Un'autentica "letteratura mondo" dovrebbe pretendere, invece, uno sradicamento dalla visione centrale per divenire policentrica, capace, pertanto, di produrre una forma in grado di compenetrarsi nello spazio che la genera e di opporsi, quindi, a un modello occidentale che tende ad esotizzare la periferia piuttosto che “raccontarla”. Lo scrittore africano probabilmente ha coscienza di

questo scarto che la forma del romanzo produce in uno spazio dove la tradizione orale si serve da sempre di estórias, ossia racconti, storie esemplari a scopo pedagogico che permettono di perpetuare la memoria culturale e cultuale del Paese. La estória racconta il Paese alla nazione e al mondo, spostando il peso della narrazione dalla mera questione di linguistico o tematico a quello di una più consentanea forma narrativa che sappia farsene carico. La forma breve si sottrae così alla canonizzazione occidentale, a cui è, per converso, naturalmente sottoposta la forma del romanzo, condannato alla delocalizzazione, alla surrogazione del locale e all’adeguamento al gusto mondiale.

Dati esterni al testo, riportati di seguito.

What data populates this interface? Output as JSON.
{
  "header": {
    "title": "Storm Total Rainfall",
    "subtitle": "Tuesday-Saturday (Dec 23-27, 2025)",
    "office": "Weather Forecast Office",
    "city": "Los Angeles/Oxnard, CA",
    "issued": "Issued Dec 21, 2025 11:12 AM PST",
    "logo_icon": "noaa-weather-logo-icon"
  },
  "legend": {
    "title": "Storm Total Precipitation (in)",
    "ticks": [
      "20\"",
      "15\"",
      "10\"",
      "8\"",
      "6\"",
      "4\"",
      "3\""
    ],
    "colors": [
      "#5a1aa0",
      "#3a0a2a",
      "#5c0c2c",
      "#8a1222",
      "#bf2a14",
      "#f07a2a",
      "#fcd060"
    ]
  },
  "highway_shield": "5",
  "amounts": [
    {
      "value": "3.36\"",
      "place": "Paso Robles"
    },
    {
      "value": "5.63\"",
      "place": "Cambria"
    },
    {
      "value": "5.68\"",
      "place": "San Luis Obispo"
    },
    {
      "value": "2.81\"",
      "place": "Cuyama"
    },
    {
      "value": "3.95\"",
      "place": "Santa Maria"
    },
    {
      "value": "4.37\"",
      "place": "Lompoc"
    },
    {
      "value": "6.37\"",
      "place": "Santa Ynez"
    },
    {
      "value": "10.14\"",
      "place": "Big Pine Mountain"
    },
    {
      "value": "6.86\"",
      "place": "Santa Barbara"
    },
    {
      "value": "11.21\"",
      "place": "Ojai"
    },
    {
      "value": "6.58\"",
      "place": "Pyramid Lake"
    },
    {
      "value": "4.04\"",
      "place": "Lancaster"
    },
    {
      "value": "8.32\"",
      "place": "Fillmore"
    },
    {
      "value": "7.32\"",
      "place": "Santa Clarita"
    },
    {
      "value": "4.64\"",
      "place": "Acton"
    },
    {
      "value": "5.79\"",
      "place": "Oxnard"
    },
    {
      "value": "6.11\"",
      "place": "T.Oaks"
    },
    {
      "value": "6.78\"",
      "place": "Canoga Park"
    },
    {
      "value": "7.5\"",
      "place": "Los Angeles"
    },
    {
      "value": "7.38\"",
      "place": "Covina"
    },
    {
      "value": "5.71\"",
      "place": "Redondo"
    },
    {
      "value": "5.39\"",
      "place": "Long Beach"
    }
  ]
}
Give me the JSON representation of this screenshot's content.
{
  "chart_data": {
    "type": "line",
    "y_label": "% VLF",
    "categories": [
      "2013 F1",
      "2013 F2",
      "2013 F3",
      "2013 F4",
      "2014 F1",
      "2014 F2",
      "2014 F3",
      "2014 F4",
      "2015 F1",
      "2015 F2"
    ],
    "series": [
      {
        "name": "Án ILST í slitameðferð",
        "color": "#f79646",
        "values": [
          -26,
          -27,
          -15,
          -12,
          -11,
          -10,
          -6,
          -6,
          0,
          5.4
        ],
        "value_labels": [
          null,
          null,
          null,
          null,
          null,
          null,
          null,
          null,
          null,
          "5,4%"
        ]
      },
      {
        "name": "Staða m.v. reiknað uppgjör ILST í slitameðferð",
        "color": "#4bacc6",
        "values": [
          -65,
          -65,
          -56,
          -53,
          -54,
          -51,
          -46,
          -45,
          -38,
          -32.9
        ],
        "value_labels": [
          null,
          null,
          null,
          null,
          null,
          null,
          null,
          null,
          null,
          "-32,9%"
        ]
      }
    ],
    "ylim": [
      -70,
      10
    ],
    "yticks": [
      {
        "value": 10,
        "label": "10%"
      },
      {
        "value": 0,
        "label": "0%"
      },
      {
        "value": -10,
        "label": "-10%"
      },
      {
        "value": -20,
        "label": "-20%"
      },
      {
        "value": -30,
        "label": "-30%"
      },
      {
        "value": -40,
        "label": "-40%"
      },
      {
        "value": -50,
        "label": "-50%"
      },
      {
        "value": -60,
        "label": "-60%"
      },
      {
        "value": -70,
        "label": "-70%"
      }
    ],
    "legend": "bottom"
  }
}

Del resto, quello che meglio resiste all’imperativo della delocalizzazione e alla logica stilistica della traduzione è il linguaggio poetico, poiché si serve di immagini che travalicano, naturalmente, le zone di frontiera del pensiero, della lingua e della nazione. Queste zone di confine del pensiero sono presenti per tradizione anche nel racconto, una forma che necessita di espedienti narrativi destinati a compensare con il ritmo la minore dilatazione temporale delle storie, e con la caratterizzazione immediata la scarna descrizione di personaggi e luoghi.

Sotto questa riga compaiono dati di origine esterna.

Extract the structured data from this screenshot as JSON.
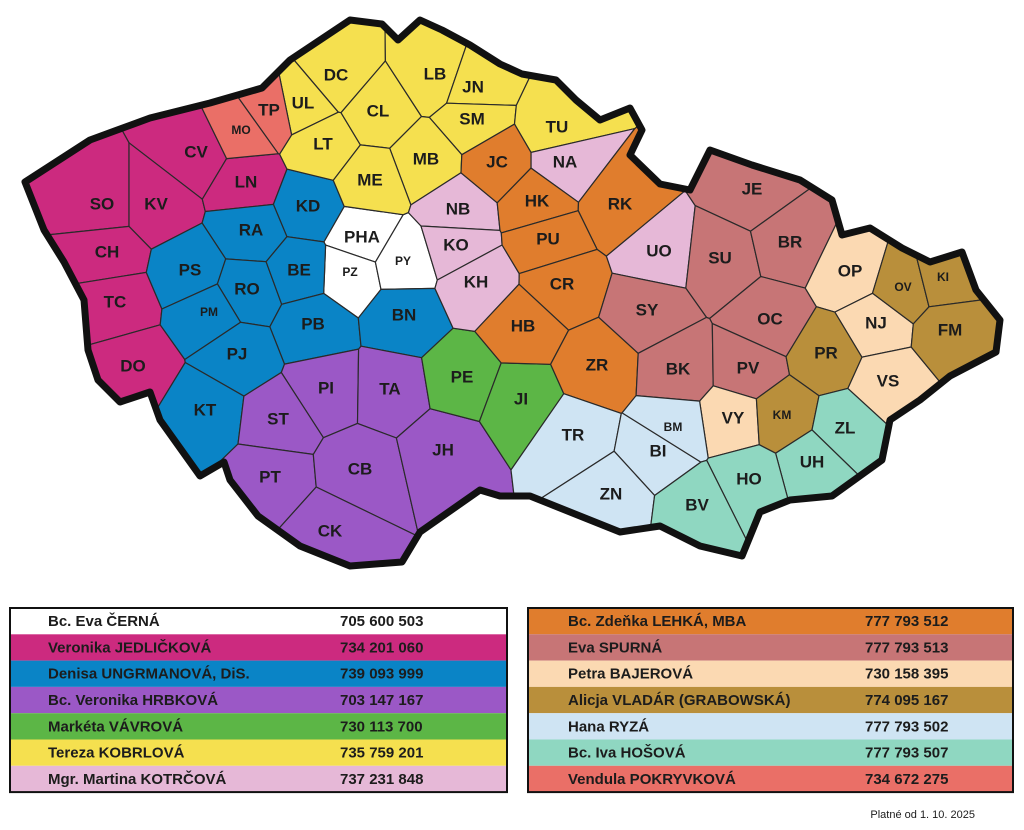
{
  "regions": [
    {
      "name": "Bc. Eva ČERNÁ",
      "phone": "705 600 503",
      "color": "#ffffff",
      "districts": [
        "PHA",
        "PZ",
        "PY"
      ]
    },
    {
      "name": "Veronika JEDLIČKOVÁ",
      "phone": "734 201 060",
      "color": "#cc2a7f",
      "districts": [
        "CV",
        "SO",
        "KV",
        "CH",
        "TC",
        "DO",
        "LN"
      ]
    },
    {
      "name": "Denisa UNGRMANOVÁ, DiS.",
      "phone": "739 093 999",
      "color": "#0a84c6",
      "districts": [
        "KD",
        "RA",
        "PS",
        "RO",
        "BE",
        "PM",
        "PB",
        "PJ",
        "BN",
        "KT"
      ]
    },
    {
      "name": "Bc. Veronika HRBKOVÁ",
      "phone": "703 147 167",
      "color": "#9b58c6",
      "districts": [
        "PI",
        "TA",
        "ST",
        "PT",
        "CB",
        "CK",
        "JH"
      ]
    },
    {
      "name": "Markéta VÁVROVÁ",
      "phone": "730 113 700",
      "color": "#5cb646",
      "districts": [
        "PE",
        "JI"
      ]
    },
    {
      "name": "Tereza KOBRLOVÁ",
      "phone": "735 759 201",
      "color": "#f5e04f",
      "districts": [
        "DC",
        "UL",
        "LT",
        "CL",
        "LB",
        "JN",
        "SM",
        "MB",
        "ME",
        "TU"
      ]
    },
    {
      "name": "Mgr. Martina KOTRČOVÁ",
      "phone": "737 231 848",
      "color": "#e6b8d7",
      "districts": [
        "NA",
        "NB",
        "KO",
        "KH",
        "UO"
      ]
    },
    {
      "name": "Bc. Zdeňka LEHKÁ, MBA",
      "phone": "777 793 512",
      "color": "#e07d2d",
      "districts": [
        "JC",
        "HK",
        "RK",
        "PU",
        "CR",
        "HB",
        "ZR"
      ]
    },
    {
      "name": "Eva SPURNÁ",
      "phone": "777 793 513",
      "color": "#c77576",
      "districts": [
        "JE",
        "SU",
        "BR",
        "SY",
        "OC",
        "BK",
        "PV"
      ]
    },
    {
      "name": "Petra BAJEROVÁ",
      "phone": "730 158 395",
      "color": "#fbd9b2",
      "districts": [
        "OP",
        "NJ",
        "VS",
        "VY"
      ]
    },
    {
      "name": "Alicja VLADÁR (GRABOWSKÁ)",
      "phone": "774 095 167",
      "color": "#b98f3b",
      "districts": [
        "OV",
        "KI",
        "FM",
        "PR",
        "KM"
      ]
    },
    {
      "name": "Hana RYZÁ",
      "phone": "777 793 502",
      "color": "#cfe4f3",
      "districts": [
        "TR",
        "BI",
        "BM",
        "ZN"
      ]
    },
    {
      "name": "Bc. Iva HOŠOVÁ",
      "phone": "777 793 507",
      "color": "#8fd7c1",
      "districts": [
        "ZL",
        "UH",
        "HO",
        "BV"
      ]
    },
    {
      "name": "Vendula POKRYVKOVÁ",
      "phone": "734 672 275",
      "color": "#ea6f67",
      "districts": [
        "TP",
        "MO"
      ]
    }
  ],
  "footer": "Platné od 1. 10. 2025"
}
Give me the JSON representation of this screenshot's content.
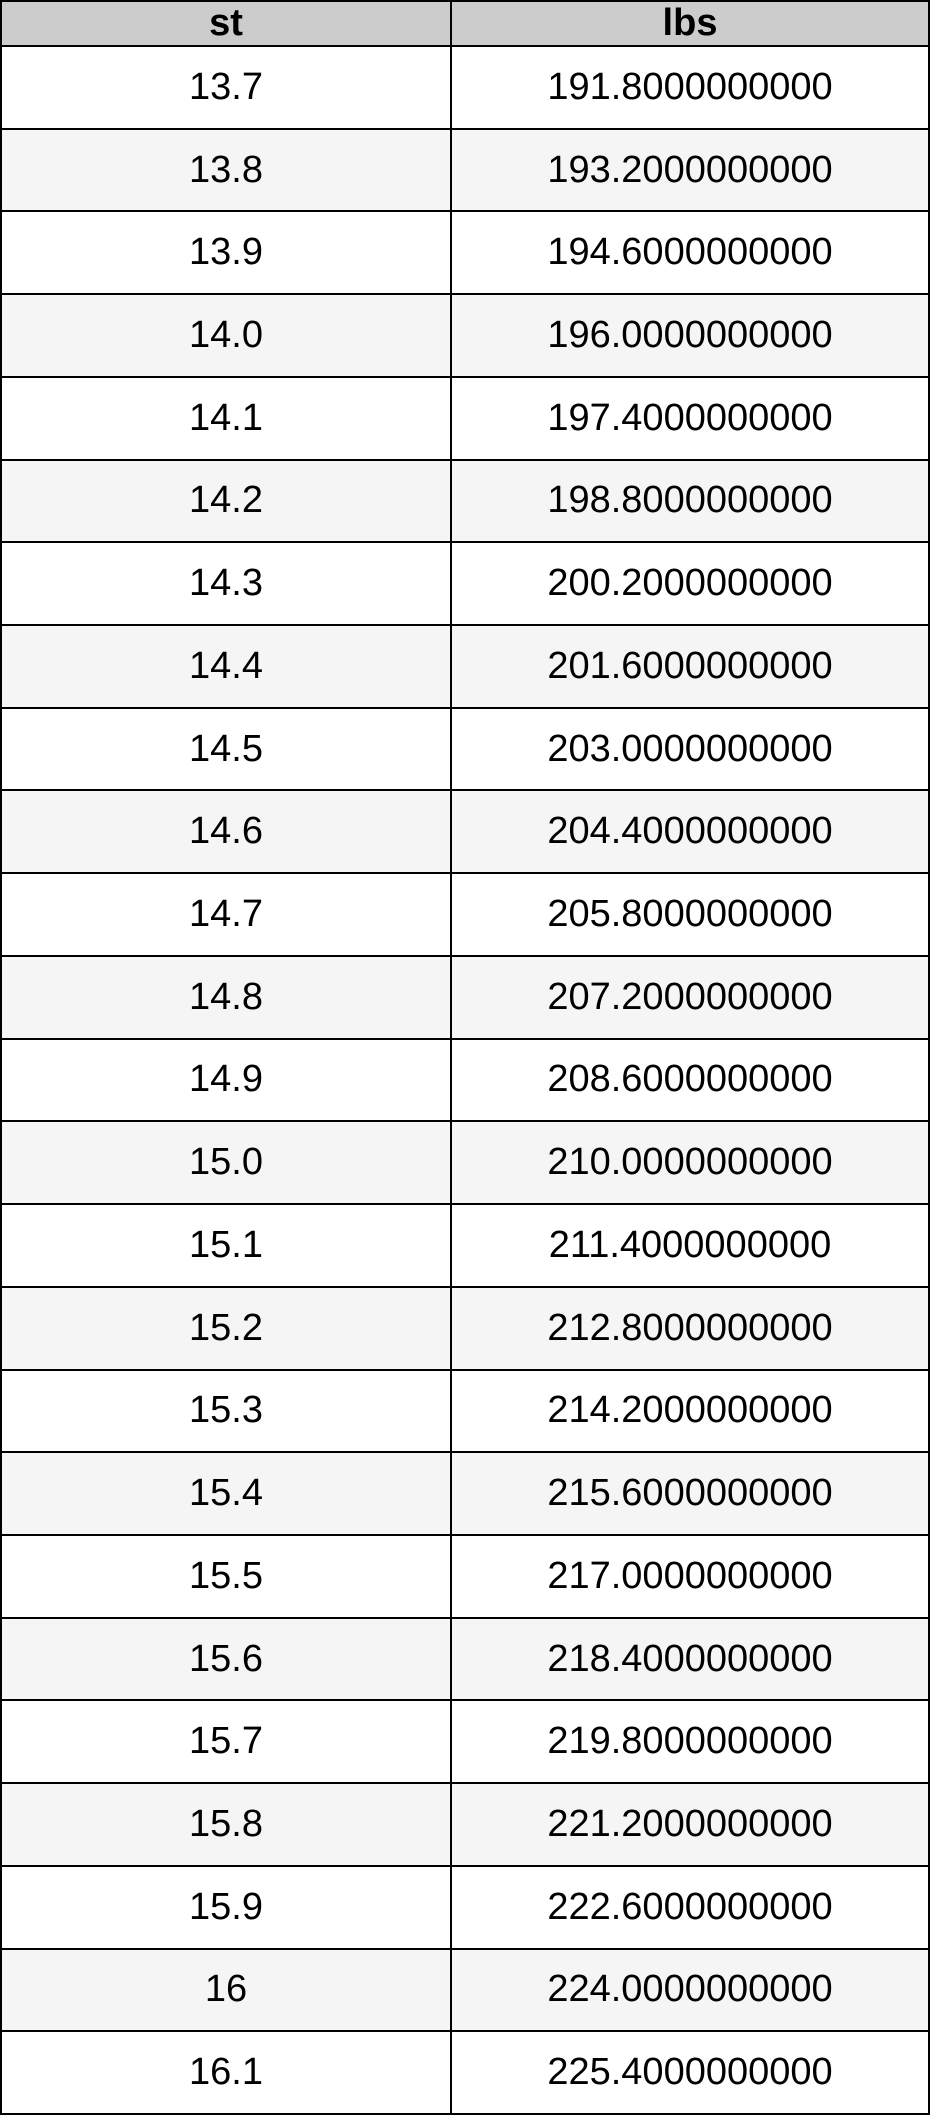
{
  "table": {
    "header": [
      "st",
      "lbs"
    ],
    "rows": [
      [
        "13.7",
        "191.8000000000"
      ],
      [
        "13.8",
        "193.2000000000"
      ],
      [
        "13.9",
        "194.6000000000"
      ],
      [
        "14.0",
        "196.0000000000"
      ],
      [
        "14.1",
        "197.4000000000"
      ],
      [
        "14.2",
        "198.8000000000"
      ],
      [
        "14.3",
        "200.2000000000"
      ],
      [
        "14.4",
        "201.6000000000"
      ],
      [
        "14.5",
        "203.0000000000"
      ],
      [
        "14.6",
        "204.4000000000"
      ],
      [
        "14.7",
        "205.8000000000"
      ],
      [
        "14.8",
        "207.2000000000"
      ],
      [
        "14.9",
        "208.6000000000"
      ],
      [
        "15.0",
        "210.0000000000"
      ],
      [
        "15.1",
        "211.4000000000"
      ],
      [
        "15.2",
        "212.8000000000"
      ],
      [
        "15.3",
        "214.2000000000"
      ],
      [
        "15.4",
        "215.6000000000"
      ],
      [
        "15.5",
        "217.0000000000"
      ],
      [
        "15.6",
        "218.4000000000"
      ],
      [
        "15.7",
        "219.8000000000"
      ],
      [
        "15.8",
        "221.2000000000"
      ],
      [
        "15.9",
        "222.6000000000"
      ],
      [
        "16",
        "224.0000000000"
      ],
      [
        "16.1",
        "225.4000000000"
      ]
    ]
  }
}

Permane, nondimeno, il punto interrogativo sull’effettiva operazione di recupero delle tradizioni che riesce a mettere in atto l’uso di tale forma narrativa. Il ritorno alle radici non è mai un’operazione autentica: il confine tra ricerca, rimpianto e nostalgia è impercettibile e l’uso politico di questi sentimenti non di rado sfocia nel folcloristico. Sarebbe importante stabilire, a questo punto, se la globalizzazione letteraria abbia favorito un recupero e un rilancio delle differenze oppure un asservimento delle stesse a un ordine culturale, e politico, sovranazionale. Tentare di capire, insomma, se la globalizzazione dev’essere interpretata come un’integrazione delle differenze o come una crescita delle somiglianze. Il confine tra le due definizioni è labile ma, come è facile intuire, la differenza è enorme.

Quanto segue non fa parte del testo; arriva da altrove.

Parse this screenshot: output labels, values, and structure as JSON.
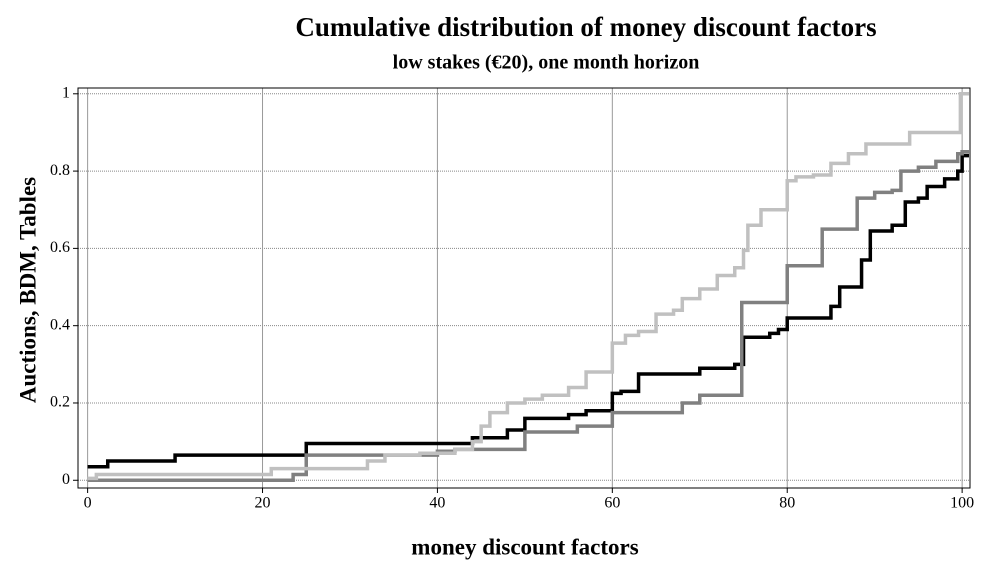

Il romanzo dei mondi terzi tende a privilegiare luoghi narrativi che esaltano la diversità e fanno della nostalgia e del rimpianto il loro humus narrativo, anche se

nella realtà, questi luoghi raramente sono veramente diversi perché difettano di specificità. La letteratura globalizzata è legata al concetto di consumo, che produce un livellamento dello standard qualitativo, non necessariamente verso il basso, anzi, ma che può trasformare il locale in esotico e condannare le tradizioni culturali alla metamorfosi folcloristica. Il luogo, più che espressione vera di una radice culturale diventa così un simulacro nostalgico, e quasi sempre posticcio, in quanto il rapporto con i loci storici, linguistici, sociali e nazionali è diventato problematico e soprattutto non più essenziale.